If you want fresh outrage, consider this: Cops in south Texas are getting shot at - from Mexico. It’s happened at least three times in Hidalgo County in the past year. Here’s what police say is a typical scenario. Deputies or Border Patrol officers or local cops try to stop a car suspected of hauling drugs. The car takes off and heads for the border. The drug dealers drive the car or truck into the Rio Grande, which separates the U.S. and Mexico. Hooded men dressed in black appear on the Mexican side of the border and start shooting at police while other bad guys try to get the car across the river and fish out the drugs. In one incident, there was a four minute gun battle between drug runners and law enforcement, each shooting from their side of the border. No police have been hurt yet, but both Border Patrol and the Hidalgo County Sheriffs Department say attacks like these are increasing. Border Patrol says where three years ago, they’d have maybe six violent attacks in a year — in the past year, there were 130.
What’s going on here? Law enforcement says it’s a back-handed compliment. They think since they’ve been cracking down on drug running at the border, drug dealers are getting more and more frustrated… and violent. We rode along with a special narcotics unit in the Hidalgo County Sheriff’s Department. They cruise highways and back-roads just looking for something that looks off. A deputy told me the drug runners are often, literally, white-knuckled because they are so nervous. Seems like a logical response if you’re cruising around with a few hundred pounds of pot in the back of your car. But the deputy said it’s more than that. Often drug bosses will threaten drug runners’ families- as in- get this load through or else you can kiss your kids goodbye.

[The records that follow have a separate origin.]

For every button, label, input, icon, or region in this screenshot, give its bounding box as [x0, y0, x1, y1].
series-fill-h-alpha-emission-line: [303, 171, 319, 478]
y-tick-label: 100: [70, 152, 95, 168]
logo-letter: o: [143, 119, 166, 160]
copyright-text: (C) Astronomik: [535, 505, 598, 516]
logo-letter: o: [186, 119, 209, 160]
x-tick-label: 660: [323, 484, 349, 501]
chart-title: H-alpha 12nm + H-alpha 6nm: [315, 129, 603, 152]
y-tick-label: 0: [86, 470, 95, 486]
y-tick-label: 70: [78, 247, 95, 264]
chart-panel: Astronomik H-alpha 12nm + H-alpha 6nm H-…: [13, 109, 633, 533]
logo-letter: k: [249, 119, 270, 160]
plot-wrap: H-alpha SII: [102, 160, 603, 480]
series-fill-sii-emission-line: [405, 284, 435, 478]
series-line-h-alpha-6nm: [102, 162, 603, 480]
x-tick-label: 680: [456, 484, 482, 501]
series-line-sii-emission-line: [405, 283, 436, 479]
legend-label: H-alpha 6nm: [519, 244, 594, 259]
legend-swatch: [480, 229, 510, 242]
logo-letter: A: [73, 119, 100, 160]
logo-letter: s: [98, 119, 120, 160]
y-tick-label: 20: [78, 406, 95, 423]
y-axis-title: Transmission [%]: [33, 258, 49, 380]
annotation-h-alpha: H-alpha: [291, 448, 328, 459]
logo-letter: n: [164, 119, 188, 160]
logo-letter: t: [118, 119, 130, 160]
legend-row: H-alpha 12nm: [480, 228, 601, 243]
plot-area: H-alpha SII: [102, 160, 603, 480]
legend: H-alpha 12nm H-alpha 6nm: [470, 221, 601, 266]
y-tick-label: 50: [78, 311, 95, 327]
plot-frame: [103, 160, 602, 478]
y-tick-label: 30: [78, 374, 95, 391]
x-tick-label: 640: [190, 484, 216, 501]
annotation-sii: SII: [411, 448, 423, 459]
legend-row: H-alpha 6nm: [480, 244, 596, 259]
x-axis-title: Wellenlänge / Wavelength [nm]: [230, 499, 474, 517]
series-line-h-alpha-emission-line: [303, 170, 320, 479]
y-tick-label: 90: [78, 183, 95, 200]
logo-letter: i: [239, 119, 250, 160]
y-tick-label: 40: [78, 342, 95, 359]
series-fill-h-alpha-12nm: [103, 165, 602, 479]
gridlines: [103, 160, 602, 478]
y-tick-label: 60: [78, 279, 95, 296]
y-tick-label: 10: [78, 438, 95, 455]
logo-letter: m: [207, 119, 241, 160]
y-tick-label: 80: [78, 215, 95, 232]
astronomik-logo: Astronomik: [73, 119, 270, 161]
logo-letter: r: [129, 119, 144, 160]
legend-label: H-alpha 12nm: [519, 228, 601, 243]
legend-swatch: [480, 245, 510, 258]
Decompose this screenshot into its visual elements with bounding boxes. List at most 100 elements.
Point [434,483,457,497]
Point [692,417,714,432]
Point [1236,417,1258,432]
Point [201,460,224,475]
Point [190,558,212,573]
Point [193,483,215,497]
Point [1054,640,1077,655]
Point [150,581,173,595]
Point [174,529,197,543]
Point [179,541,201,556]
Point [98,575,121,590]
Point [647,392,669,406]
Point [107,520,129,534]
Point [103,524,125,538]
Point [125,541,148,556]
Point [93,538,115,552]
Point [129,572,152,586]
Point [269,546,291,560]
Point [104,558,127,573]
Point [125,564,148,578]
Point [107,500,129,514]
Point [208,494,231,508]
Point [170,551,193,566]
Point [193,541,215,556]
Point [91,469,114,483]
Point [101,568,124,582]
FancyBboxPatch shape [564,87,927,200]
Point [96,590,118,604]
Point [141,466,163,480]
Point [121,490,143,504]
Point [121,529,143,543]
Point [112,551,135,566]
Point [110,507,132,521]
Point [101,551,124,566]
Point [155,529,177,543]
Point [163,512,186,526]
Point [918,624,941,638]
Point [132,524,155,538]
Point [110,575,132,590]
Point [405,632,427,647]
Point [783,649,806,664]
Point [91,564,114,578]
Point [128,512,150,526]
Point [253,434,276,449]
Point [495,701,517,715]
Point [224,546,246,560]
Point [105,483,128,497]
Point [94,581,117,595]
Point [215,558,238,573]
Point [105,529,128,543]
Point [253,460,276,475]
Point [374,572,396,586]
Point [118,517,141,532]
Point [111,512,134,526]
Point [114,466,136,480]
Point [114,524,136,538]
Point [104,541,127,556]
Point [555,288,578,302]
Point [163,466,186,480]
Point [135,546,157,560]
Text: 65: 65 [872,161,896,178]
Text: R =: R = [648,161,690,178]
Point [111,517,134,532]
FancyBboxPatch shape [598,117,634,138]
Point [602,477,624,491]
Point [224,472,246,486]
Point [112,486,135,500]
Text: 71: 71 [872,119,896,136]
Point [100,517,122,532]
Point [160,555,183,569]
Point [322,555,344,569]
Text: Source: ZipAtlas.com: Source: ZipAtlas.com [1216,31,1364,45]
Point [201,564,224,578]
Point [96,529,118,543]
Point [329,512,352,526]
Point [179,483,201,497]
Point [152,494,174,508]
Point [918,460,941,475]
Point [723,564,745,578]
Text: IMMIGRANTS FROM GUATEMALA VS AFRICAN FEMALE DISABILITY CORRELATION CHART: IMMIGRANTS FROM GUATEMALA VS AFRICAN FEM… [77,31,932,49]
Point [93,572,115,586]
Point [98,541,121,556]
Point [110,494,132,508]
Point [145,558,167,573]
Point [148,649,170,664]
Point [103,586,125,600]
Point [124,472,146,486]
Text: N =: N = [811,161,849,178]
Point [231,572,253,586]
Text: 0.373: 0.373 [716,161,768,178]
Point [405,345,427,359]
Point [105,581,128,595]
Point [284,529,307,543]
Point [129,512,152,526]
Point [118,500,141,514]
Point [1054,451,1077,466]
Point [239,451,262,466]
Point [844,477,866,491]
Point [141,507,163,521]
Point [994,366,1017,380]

There’s something else: Drug dealers will often send out “suicide loads.” They’ll send over one vehicle with a relatively small load. That car will intentionally try to get caught with police attention focused on the drug bust, dealers then send over another volley of cars with much bigger drug loads. Even with increased resources and manpower, police can’t be everywhere at once. But they are taking their own safety seriously. They wear bullet proof vests and, at least in Hidalgo County, deputies can pack some serious heat — like automatic weapons. At the rate the border drug war is going, it looks like they’re going to need them.